Its going down the drain tomorrow.
Let me talk about bad beers like past relationships:
Failed beer - "hoppy wheat." Crappy, harsh when I tasted it in the fermeter. Dry hopped it which made it crappier, grassier, and harsher. Bottled it. Crappy for first month. Progressively crappier over next 4 months. DUMP IT.
Failed beer - Berliner weisse. Odd tasting. Not really sour. Got more and more odd tasting over next month. "Give it time" voice speaks to me. Comments in forums say, "it takes time." Month two, funky. Month three, flavors of burnt couches, oil wells burning, dryer vent smoldering, rubber hoses melting. DUMP IT NOW.
Failed beer - English IPA. Forgot to put in the C90. Nothing to balance the hops. Brutally bitter. Used S-04 too warm. Tasted like someone puked a fruit salad into a jelly jar and topped it with aspirin. Eventually fruity esterbombs subsided into nothing but godawful bitterness. DUMP IT.
Hefeweizen try number 300 - Tried to "be creative" with recipe that is simple, needs no creativity, and tolerates no creativity. Tried to learn from previous 299 failed mistakes. Ah, this one is nice I say. Smells like banana cream pie. Tastes like heaven. That's week one in the bottle. Week two, meh, kind of a sulfury thing. It'll pass. Week three, smells someone pumped one of those big vacuum sewer trucks into my nose. It'll pass, I say. "don't rush the beer" voice in my head. Week four. Undrinkable. So much sulfur it's probably a Strike Anywhere Beer.

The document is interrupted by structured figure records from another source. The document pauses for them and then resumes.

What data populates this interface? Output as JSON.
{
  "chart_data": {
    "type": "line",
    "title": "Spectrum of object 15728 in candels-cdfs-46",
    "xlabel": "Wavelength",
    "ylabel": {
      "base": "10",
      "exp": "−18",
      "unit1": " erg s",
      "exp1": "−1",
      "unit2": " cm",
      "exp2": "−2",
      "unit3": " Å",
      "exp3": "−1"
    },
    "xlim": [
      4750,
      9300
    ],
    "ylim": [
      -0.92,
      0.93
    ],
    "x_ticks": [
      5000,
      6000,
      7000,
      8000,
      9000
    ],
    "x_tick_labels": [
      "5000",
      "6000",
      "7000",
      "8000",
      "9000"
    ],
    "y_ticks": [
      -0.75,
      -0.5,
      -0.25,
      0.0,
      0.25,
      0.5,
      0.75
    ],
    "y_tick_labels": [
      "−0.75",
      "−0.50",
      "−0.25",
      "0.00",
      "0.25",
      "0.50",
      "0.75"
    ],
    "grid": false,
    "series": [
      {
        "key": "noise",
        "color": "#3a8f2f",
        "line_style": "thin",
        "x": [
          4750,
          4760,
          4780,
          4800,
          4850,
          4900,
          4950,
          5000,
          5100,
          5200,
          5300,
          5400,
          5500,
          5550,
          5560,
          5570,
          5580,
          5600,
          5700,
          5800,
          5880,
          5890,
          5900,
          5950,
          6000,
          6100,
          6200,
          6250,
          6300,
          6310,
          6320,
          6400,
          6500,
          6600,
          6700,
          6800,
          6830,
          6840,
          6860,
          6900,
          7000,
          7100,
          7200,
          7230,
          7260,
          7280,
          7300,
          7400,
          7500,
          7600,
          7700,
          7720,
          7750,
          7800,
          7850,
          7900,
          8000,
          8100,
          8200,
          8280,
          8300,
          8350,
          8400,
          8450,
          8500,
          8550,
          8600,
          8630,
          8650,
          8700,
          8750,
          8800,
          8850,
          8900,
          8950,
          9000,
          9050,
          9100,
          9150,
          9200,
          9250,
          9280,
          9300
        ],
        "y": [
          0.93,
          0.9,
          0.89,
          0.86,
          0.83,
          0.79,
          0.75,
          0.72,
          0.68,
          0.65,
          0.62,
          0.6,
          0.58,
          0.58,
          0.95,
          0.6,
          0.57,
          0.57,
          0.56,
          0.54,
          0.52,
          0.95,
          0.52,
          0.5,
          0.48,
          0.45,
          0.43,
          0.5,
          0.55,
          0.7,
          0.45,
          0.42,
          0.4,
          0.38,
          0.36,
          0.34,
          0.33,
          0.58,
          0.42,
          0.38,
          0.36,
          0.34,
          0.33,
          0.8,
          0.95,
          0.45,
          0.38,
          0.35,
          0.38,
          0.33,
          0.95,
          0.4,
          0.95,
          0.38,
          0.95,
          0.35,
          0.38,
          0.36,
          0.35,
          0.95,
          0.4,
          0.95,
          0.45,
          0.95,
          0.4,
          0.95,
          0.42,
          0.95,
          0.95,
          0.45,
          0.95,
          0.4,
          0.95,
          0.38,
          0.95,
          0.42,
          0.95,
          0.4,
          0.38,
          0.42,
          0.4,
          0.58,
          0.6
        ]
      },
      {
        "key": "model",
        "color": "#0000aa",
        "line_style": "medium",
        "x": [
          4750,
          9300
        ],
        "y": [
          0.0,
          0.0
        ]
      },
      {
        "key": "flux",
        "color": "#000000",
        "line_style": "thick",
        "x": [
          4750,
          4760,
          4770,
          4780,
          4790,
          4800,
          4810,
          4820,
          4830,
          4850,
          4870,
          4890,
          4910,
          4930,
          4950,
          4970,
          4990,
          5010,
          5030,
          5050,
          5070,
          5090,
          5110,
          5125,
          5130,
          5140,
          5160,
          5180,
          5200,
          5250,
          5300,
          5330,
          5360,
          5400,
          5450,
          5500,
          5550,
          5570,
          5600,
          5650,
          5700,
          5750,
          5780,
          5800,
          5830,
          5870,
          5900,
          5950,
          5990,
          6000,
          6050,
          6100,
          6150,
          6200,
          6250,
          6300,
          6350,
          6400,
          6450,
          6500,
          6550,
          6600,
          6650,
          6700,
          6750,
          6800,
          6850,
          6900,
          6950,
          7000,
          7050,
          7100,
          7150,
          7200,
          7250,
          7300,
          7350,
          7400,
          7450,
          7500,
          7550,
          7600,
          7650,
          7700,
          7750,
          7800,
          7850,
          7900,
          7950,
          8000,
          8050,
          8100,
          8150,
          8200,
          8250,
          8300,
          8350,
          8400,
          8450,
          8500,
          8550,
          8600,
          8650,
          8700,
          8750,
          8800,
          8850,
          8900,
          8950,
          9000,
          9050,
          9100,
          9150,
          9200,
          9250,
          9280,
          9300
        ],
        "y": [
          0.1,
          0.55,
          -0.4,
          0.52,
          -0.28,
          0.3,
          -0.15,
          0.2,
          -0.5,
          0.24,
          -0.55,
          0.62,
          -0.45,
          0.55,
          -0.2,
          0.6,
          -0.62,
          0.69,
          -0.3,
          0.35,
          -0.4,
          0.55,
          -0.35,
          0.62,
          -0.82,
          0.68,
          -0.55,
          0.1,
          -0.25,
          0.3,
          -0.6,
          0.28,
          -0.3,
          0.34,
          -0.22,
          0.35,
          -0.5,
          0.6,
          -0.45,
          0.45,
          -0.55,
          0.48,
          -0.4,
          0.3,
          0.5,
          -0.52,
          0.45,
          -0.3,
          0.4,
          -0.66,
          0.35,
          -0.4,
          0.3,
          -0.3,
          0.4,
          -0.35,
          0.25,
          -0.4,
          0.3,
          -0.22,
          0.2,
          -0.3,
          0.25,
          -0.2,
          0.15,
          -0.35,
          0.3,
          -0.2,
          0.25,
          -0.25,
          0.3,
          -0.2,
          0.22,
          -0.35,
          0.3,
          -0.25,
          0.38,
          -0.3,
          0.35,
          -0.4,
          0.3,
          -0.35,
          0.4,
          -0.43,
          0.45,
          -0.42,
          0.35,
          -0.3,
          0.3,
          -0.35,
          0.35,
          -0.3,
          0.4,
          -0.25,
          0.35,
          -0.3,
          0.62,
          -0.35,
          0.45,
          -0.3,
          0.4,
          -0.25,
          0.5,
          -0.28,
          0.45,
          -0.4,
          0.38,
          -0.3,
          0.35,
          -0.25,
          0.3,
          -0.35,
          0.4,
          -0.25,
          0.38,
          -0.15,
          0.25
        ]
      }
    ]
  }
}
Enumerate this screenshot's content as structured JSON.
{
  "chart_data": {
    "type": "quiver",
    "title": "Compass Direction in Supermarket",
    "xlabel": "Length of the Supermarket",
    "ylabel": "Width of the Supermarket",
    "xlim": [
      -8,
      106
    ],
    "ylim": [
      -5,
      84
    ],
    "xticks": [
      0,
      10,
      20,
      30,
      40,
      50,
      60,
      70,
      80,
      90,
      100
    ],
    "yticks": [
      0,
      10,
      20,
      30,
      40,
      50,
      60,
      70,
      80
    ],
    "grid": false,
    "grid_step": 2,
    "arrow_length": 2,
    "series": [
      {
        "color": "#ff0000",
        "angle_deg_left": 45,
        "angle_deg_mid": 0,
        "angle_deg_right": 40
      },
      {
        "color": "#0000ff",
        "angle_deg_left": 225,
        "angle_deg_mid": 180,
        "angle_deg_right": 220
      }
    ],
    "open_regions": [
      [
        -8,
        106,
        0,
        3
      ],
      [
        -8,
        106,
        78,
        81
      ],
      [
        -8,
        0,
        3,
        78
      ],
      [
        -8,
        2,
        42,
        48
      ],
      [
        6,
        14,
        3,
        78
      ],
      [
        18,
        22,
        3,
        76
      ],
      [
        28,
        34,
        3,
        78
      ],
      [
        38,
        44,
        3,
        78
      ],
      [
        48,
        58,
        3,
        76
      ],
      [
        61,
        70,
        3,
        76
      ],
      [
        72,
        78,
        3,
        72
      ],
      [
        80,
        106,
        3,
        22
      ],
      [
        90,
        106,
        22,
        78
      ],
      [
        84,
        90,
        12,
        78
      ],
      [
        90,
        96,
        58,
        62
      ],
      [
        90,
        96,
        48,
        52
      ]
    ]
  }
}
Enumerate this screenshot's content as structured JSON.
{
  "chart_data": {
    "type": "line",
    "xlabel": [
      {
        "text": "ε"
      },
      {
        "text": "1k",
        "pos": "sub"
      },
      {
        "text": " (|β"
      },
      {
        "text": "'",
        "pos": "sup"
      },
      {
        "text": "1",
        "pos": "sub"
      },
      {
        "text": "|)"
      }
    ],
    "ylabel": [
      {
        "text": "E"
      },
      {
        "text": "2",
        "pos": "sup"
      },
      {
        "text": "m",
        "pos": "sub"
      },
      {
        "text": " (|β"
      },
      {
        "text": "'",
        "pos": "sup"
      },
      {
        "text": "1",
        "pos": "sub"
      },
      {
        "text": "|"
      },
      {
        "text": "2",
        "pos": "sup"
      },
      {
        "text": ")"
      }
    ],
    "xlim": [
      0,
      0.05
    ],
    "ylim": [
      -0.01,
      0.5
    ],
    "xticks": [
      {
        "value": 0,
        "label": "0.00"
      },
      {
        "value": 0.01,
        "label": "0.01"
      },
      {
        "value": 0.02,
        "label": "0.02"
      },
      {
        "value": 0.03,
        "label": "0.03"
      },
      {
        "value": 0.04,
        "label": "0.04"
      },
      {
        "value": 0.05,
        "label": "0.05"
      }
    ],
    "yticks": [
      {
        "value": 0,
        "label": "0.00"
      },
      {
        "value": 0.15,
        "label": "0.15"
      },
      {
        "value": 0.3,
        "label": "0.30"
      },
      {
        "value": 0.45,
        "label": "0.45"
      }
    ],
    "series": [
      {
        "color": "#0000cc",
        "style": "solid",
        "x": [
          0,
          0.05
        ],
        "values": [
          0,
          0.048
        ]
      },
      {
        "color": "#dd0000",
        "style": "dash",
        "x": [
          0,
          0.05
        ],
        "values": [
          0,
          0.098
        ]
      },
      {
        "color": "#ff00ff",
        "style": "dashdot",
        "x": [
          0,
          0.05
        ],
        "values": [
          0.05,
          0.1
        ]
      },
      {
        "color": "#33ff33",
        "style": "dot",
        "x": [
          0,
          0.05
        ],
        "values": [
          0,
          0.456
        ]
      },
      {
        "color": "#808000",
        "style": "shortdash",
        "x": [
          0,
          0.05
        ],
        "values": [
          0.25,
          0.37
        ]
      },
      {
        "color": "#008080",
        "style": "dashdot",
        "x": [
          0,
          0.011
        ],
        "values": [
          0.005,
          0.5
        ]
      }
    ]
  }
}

In every single case I mentioned, it was apparent from very early on that this batch was going pear shaped. Yet I continued to persist in the vain hope that my sense wasn't correct. Had I just dumped it and moved on, I wouldn't have wasted the time, the bottles, the dry hop, the whatever. DUMP IT.
Here's another story:
Making a tripel. Harvest a yeast from a bottle of Avery Nineteen. It's like WLP550 I think. Starter tastes and smells like heaven. Brewday is perfect. A little short on volume from trub loss and bad planning, but OG is only +.002 of target. Fermentation goes well. Smells incredible. Find myself huffing the carboy fumes. Takes a while to clear, but eventually does with a bit of gelatin. FG is right where I want it. On bottling day, it tastes like pure sexual chocolate in the bucket. I tried one last night after three weeks in the bottling: om nom nom says me. 9.2%, decently hoppy, smooth as silk, smells like perfume and fresh outdoor air with belgian angels floating in it, and a pleasing boozy warmth that feels like a purring cat on my lap.
If the process is sound, the beer will be sound. You know if its going to work from day one. Good beer isn't an accident. It's not a surprise.